The won declined 0.8 percent to 1,451.75 against the dollar as of 12:10 p.m. local time, according to Seoul Money Brokerage Services Ltd., extending this year’s losses to 36 percent. Taiwan’s dollar slipped 0.4 percent to NT$33.48 and the peso weakened 1.1 percent to 49.48.

The won, Asia’s worst performer this year, also ended five days of gains after the Bank of Korea said today the economy expanded 0.5 percent in the third quarter, the slowest pace since 2004, because of weaker exports and domestic demand. Growth was previously estimated to be 0.6 percent.

Currency Forwards

Traders are betting the won will still advance to 1,439.60 per dollar in three months and to 1,433.30 in six months, according to non-deliverable forwards contracts. Forwards are agreements in which assets are bought and sold at current prices for delivery at a specified future date.

The yen fell 0.4 percent to 93.58 against the dollar, retreating from a five-week high, on speculation Japanese importers are buying foreign currencies to meet their year-end funding needs.

Japan’s currency also declined to 118.26 per euro from 117.52 yesterday, before the Bank of Japan holds an emergency meeting today to consider ways to help companies obtain funds after the world’s second-largest economy fell into a recession.
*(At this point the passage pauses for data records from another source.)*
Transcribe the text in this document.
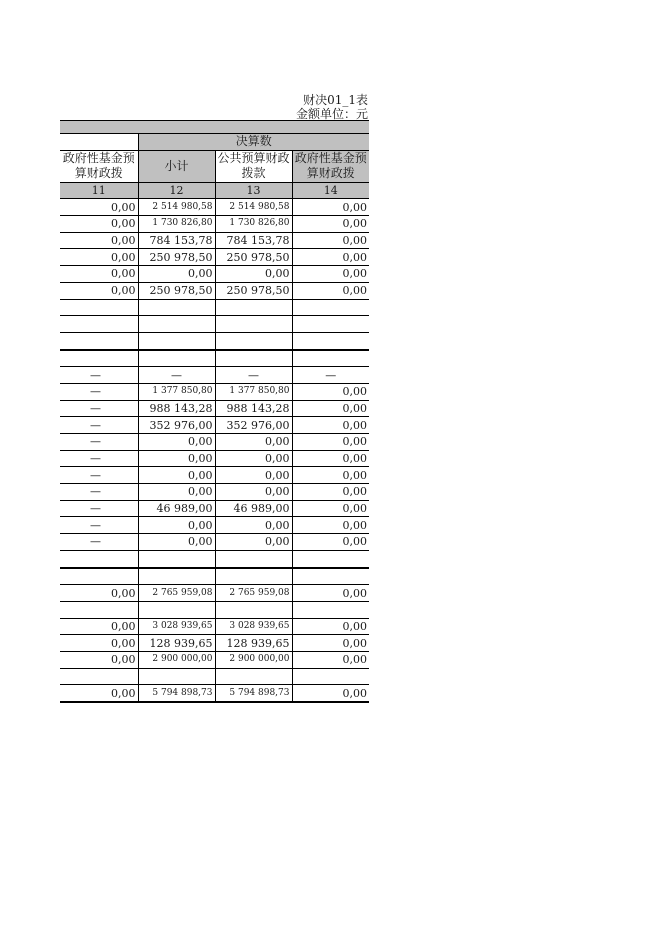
财决01_1表
金额单位：元

	决算数		
政府性基金预算财政拨	小计	公共预算财政拨款	政府性基金预算财政拨
11	12	13	14
0,00	2 514 980,58	2 514 980,58	0,00
0,00	1 730 826,80	1 730 826,80	0,00
0,00	784 153,78	784 153,78	0,00
0,00	250 978,50	250 978,50	0,00
0,00	0,00	0,00	0,00
0,00	250 978,50	250 978,50	0,00

—	—	—	—
—	1 377 850,80	1 377 850,80	0,00
—	988 143,28	988 143,28	0,00
—	352 976,00	352 976,00	0,00
—	0,00	0,00	0,00
—	0,00	0,00	0,00
—	0,00	0,00	0,00
—	0,00	0,00	0,00
—	46 989,00	46 989,00	0,00
—	0,00	0,00	0,00
—	0,00	0,00	0,00

0,00	2 765 959,08	2 765 959,08	0,00

0,00	3 028 939,65	3 028 939,65	0,00
0,00	128 939,65	128 939,65	0,00
0,00	2 900 000,00	2 900 000,00	0,00

0,00	5 794 898,73	5 794 898,73	0,00
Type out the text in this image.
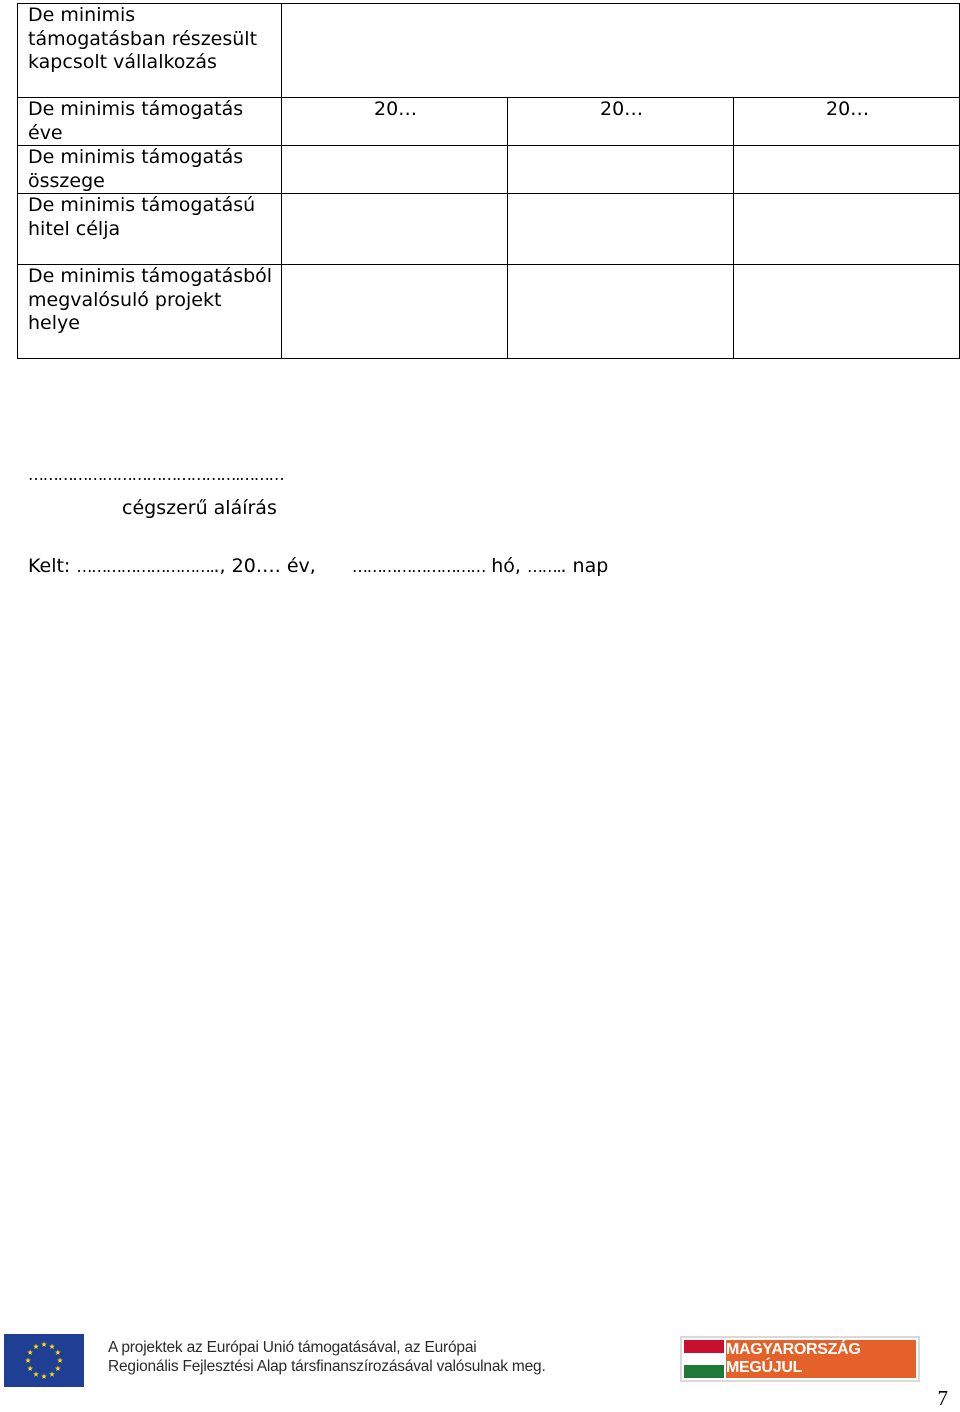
De minimis támogatásban részesült kapcsolt vállalkozás			
De minimis támogatás éve	20…	20…	20…
De minimis támogatás összege			
De minimis támogatású hitel célja			
De minimis támogatásból megvalósuló projekt helye			
…………………………………….………
cégszerű aláírás
Kelt: ……………………….., 20…. év, ……………………… hó, …….. nap
A projektek az Európai Unió támogatásával, az Európai
Regionális Fejlesztési Alap társfinanszírozásával valósulnak meg.
MAGYARORSZÁG MEGÚJUL
7
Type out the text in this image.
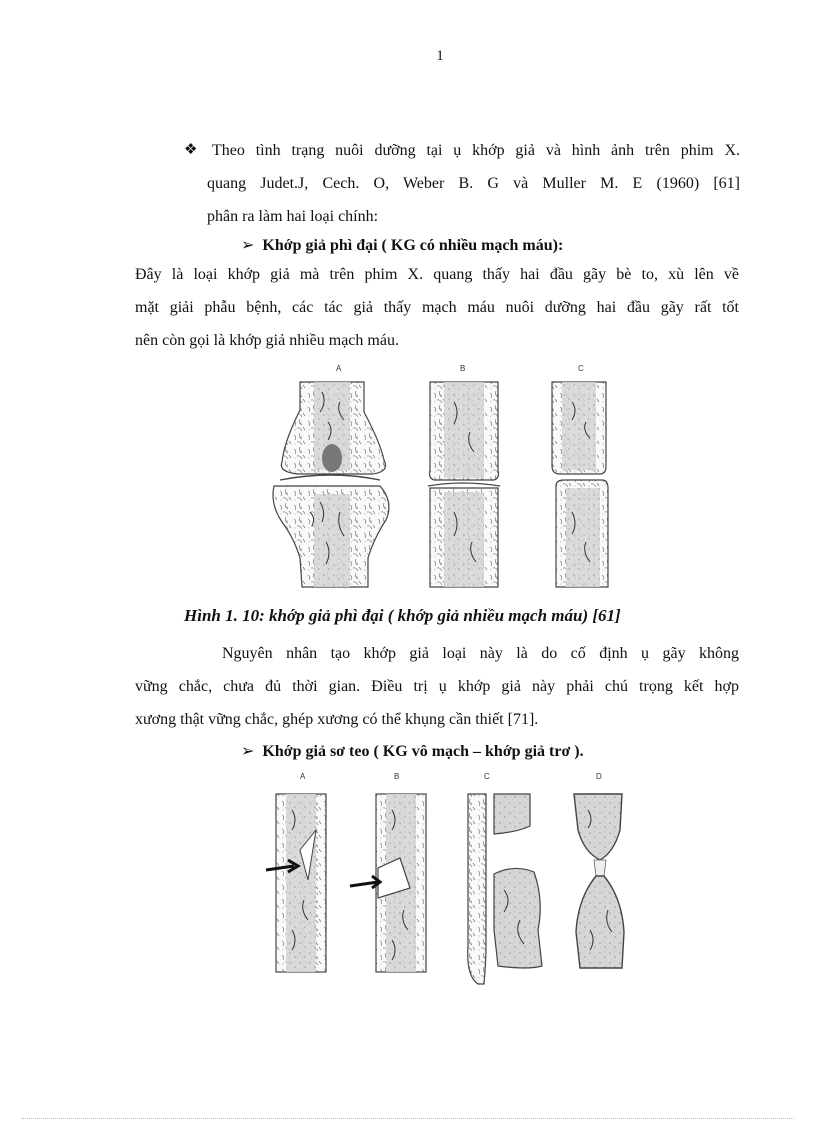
1
❖ Theo tình trạng nuôi dưỡng tại ụ khớp giả và hình ảnh trên phim X.
quang Judet.J, Cech. O, Weber B. G và Muller M. E (1960) [61]
phân ra làm hai loại chính:
➢ Khớp giả phì đại ( KG có nhiều mạch máu):
Đây là loại khớp giả mà trên phim X. quang thấy hai đầu gãy bè to, xù lên về
mặt giải phẫu bệnh, các tác giả thấy mạch máu nuôi dưỡng hai đầu gãy rất tốt
nên còn gọi là khớp giả nhiều mạch máu.
A	B	C
Hình 1. 10: khớp giả phì đại ( khớp giả nhiều mạch máu) [61]
Nguyên nhân tạo khớp giả loại này là do cố định ụ gãy không
vững chắc, chưa đủ thời gian. Điều trị ụ khớp giả này phải chú trọng kết hợp
xương thật vững chắc, ghép xương có thể khụng cần thiết [71].
➢ Khớp giả sơ teo ( KG vô mạch – khớp giả trơ ).
A	B	C	D
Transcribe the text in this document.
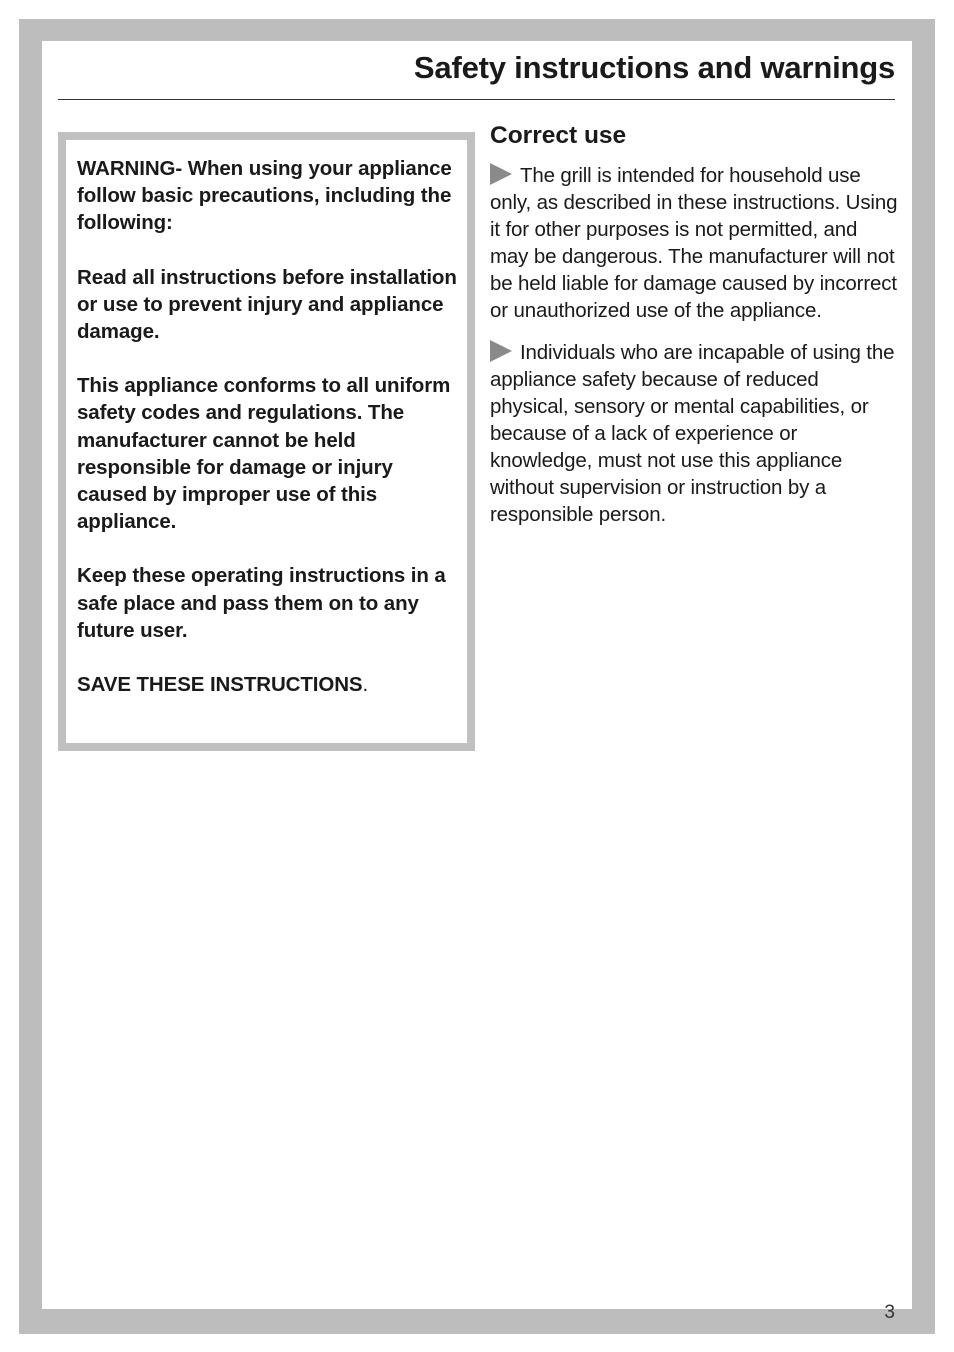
Safety instructions and warnings

WARNING- When using your appliance follow basic precautions, including the following:

Read all instructions before installation or use to prevent injury and appliance damage.

This appliance conforms to all uniform safety codes and regulations. The manufacturer cannot be held responsible for damage or injury caused by improper use of this appliance.

Keep these operating instructions in a safe place and pass them on to any future user.

SAVE THESE INSTRUCTIONS.

Correct use

The grill is intended for household use only, as described in these instructions. Using it for other purposes is not permitted, and may be dangerous. The manufacturer will not be held liable for damage caused by incorrect or unauthorized use of the appliance.

Individuals who are incapable of using the appliance safety because of reduced physical, sensory or mental capabilities, or because of a lack of experience or knowledge, must not use this appliance without supervision or instruction by a responsible person.

3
Seven of the 10 most-traded currencies in Asia outside Japan dropped today on concern exports are dwindling after the region’s biggest markets, including the U.S., Japan, and Europe, fell into a recession.

Taiwan Dollar

Taiwan’s dollar fell as Taiwan Semiconductor Manufacturing Co., the largest maker of chips designed by other companies, slid by the daily limit in Taipei after cutting its profit and sales forecasts for this quarter. The Taiex stock index fell 3.9 percent.

“The stock exchange is heavily skewed toward corporates with large export components,” said Dwyfor Evans, a currency strategist at State Street Global Markets in Hong Kong. “There will be concern about capital outflows if we continue to see local corporates coming under pressure. There’s got to be some sort of managed depreciation in the currency.”

The Malaysian ringgit fell 0.2 percent to 3.6367 per dollar, after touching a two-year low of 3.6455, according to data compiled by Bloomberg. Indonesia’s rupiah lost 2.1 percent to 12,360 per dollar.

Malaysia’s exports may have grown 6.3 percent in October, the least since March, according to a Bloomberg survey of economists before a trade ministry report in two days. Slowing exports dragged down economic growth in the third quarter to the least in three years, the central bank said Nov. 28.

“Negative indicators are going to pull Asian currencies down,” said Yeo Chin Tiong, head of treasury at OSK Investment Bank Bhd. in Kuala Lumpur. “It’s worrying for the ringgit if this trend persists.”

Elsewhere, Thailand’s baht declined 0.2 percent to 35.75 versus the U.S. currency and the Singapore dollar was little changed at S$1.5279 from S$1.5280. The Chinese yuan traded at 6.8885 from 6.8848 and the Vietnamese dong was little changed at 16,977 per dollar.